In contrast to these 4 examples, I don’t think poll taxes / uniform head taxes are much on the agenda these days, which is certainly a good thing. But demogrants (i.e., uniform per-person payments to members of the eligible group) can be viewed as reverse head taxes. One might also say the same for refundable child credits, although these would only go to parents, not  everyone.

Of the 4 poll taxes in the case study, #2 and #3 are expressly targeted at particular racial groups, while #1 and #4 are facially neutral.
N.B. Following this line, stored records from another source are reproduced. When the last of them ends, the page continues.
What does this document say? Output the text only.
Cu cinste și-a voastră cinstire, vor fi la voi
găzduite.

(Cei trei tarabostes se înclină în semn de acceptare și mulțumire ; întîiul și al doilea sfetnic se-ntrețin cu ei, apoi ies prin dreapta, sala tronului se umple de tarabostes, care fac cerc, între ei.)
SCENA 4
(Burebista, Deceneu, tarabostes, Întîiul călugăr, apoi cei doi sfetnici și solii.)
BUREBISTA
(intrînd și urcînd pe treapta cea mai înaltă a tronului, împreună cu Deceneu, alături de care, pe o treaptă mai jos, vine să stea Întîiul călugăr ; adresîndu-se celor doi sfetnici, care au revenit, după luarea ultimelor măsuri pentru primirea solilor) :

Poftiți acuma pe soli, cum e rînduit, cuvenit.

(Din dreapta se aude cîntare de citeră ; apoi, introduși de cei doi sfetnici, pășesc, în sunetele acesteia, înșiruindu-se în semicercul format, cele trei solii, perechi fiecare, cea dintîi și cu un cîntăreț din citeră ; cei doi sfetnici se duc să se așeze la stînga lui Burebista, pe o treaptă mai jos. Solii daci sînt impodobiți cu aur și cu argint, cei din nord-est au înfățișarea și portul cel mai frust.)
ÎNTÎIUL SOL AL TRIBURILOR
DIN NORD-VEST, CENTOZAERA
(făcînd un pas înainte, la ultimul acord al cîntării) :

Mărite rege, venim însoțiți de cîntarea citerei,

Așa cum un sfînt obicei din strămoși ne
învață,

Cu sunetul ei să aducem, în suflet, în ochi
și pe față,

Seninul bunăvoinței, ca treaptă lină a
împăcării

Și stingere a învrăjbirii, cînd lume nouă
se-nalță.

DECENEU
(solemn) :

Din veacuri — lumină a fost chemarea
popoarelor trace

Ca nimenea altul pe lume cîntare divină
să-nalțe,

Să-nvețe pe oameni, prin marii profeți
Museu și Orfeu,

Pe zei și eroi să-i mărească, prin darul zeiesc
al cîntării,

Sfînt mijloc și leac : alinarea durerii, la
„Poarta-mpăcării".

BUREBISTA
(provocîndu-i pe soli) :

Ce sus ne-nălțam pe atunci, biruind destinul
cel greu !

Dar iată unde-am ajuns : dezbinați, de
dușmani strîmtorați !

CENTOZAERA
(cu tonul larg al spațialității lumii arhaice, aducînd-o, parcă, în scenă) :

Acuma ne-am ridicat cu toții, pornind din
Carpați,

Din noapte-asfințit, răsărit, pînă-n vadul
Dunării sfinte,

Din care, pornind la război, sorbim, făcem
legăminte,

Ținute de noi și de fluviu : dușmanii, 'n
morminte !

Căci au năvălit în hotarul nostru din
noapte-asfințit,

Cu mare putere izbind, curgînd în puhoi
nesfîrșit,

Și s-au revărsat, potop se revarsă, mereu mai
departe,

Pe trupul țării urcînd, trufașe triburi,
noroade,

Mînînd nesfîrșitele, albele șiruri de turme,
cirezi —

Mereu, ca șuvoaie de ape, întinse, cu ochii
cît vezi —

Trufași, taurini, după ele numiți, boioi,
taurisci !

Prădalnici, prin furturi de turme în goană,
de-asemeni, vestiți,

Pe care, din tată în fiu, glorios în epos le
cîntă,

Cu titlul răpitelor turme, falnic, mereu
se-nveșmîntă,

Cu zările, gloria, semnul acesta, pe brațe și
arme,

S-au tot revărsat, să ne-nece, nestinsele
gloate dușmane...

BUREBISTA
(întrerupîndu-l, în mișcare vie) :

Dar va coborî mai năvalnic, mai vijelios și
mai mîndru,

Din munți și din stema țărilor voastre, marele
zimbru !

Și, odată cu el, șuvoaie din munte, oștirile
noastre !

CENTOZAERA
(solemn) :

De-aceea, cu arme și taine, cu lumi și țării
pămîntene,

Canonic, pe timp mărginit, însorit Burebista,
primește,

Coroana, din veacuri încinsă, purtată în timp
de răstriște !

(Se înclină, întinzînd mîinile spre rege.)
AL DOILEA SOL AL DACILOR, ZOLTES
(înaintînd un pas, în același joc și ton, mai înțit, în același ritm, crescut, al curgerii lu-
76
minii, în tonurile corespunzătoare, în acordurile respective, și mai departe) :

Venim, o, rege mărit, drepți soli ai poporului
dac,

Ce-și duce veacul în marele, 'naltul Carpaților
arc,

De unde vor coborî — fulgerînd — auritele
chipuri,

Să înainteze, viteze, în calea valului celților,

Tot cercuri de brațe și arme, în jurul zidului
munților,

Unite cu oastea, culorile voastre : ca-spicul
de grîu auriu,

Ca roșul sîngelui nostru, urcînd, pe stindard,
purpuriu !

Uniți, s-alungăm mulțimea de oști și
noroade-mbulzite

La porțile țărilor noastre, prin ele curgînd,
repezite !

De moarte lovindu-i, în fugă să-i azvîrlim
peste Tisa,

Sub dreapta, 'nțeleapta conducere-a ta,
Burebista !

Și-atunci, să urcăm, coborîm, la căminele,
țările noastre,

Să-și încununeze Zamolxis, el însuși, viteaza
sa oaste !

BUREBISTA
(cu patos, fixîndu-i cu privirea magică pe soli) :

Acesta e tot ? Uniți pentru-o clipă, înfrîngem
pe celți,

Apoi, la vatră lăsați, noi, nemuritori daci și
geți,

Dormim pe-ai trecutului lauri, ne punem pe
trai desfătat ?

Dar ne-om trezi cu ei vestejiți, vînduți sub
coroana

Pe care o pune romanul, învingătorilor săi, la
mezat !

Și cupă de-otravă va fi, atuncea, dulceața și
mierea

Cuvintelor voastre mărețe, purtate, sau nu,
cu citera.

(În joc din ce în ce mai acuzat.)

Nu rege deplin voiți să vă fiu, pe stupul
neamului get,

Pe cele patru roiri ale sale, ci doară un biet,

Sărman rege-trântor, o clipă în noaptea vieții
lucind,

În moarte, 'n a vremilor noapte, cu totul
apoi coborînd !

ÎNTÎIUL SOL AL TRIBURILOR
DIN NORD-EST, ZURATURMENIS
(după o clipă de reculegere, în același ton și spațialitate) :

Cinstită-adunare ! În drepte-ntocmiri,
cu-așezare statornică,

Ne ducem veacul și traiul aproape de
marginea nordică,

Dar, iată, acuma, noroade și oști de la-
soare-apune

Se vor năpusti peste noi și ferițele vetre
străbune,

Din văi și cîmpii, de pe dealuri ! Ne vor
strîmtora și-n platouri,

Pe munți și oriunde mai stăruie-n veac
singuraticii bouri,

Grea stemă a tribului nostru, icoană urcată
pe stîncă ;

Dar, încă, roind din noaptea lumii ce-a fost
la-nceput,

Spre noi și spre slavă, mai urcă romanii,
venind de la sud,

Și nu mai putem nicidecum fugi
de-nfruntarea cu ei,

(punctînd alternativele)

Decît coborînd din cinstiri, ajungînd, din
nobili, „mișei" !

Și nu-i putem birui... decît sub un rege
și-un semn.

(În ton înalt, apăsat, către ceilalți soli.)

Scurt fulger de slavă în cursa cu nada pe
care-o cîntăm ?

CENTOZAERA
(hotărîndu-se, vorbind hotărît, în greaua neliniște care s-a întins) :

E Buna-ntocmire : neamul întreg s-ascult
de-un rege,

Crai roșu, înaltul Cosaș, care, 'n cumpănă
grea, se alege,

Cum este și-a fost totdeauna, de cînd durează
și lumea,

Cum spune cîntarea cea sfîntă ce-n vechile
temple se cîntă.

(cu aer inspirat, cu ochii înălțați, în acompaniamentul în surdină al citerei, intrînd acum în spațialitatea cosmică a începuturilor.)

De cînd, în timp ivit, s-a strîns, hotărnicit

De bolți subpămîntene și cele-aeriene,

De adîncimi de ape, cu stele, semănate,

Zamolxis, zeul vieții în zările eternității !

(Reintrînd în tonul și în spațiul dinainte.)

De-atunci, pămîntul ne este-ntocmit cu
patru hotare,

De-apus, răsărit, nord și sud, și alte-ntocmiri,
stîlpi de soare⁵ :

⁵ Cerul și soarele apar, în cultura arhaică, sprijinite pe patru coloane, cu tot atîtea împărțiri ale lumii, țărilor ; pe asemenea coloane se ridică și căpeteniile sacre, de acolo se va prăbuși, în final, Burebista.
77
The article argues, however, that all should be classified as “race-based tax weapons.” Moreover, it points to this essential underlying similarity as demonstrating that racism and white supremacy can be advanced by formally neutral or uniform rules, no less than by those that are overtly racist.

This claim is surely correct, albeit in tension with the US Supreme Court’s increasing focus on formal neutrality (for example, in school admissions) rather than on substantive effects on racial inequality. But in my next post I will address the broader analytics of identifying race-based (or other, such as class-based) tax weapons as an important new substantive category in tax policy analysis. This will include asking whether or not, and to what extent, we should group Example #4 above with the first three.